The cost-effectiveness of capecitabine maintenance therapy versus routine follow-up was assessed by the incremental cost-effectiveness ratio (ICER), which is expressed as the incremental cost between two groups per QALY gained. Capecitabine maintenance therapy was considered cost-effective if the ICER was less than a willingness-to-pay (WTP) of $28,130 per QALY gained [50], which was three times that of China’s per-capita gross domestic product (GDP) according to the WHO guideline [20, 51].

Sensitivity analyses

One-way and probabilistic sensitivity analyses were performed to evaluate the uncertainty of model parameters on ICER. In one-way sensitivity analysis, the parameters varied once at a time by their ranges specified in Table 2. A tornado chart was present to rank-order the parameters based on their potential impact on ICER. In probabilistic sensitivity analysis (PSA), a Monte Carlo simulation with 10,000 iterations was conducted by simultaneously sampling the model parameters from the distributions of each parameter. The sampling methods were set as gamma distribution for costs parameters, beta distribution for the incidence rate of severe adverse events, utility and disutility parameters, and uniform distribution for time-dependent state-transition probabilities parameters (Table 2). The PSA results were expressed as incremental cost-effectiveness scatter plots and cost-effectiveness acceptability curves.

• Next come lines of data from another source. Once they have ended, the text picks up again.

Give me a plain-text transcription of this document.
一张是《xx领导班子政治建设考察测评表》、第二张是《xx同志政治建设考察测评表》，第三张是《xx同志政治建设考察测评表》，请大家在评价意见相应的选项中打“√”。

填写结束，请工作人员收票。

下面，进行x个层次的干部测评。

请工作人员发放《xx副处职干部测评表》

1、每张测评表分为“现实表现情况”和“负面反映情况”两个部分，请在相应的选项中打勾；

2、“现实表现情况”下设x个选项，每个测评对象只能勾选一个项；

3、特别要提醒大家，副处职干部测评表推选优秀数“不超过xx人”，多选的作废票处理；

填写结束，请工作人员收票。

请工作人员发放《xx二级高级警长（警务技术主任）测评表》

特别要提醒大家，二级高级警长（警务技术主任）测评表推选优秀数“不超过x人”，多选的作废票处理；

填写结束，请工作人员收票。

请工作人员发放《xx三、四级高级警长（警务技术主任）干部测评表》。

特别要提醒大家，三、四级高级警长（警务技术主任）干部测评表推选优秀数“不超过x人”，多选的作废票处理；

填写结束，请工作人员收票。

Calculation of number needed to treat

The number needed to treat (NNT) to prevent one additional relapse or death at a specific time point was calculated by fitting Cox proportional hazard model using the individual-level data of the SYSUCC-001 trial [52, 53], after adjustment of age, menopausal status, tumor size, node status, Ki67 index, surgery type, and treatment group. The NNT could be used to evaluate the treatment benefits of certain therapy in an absolute manner. A lower NNT indicated a higher clinical impact as fewer patients received the treatment without deriving a survival benefit from it. The costs to prevent one additional relapse were calculated based on the cost differences between the capecitabine maintenance and observational group.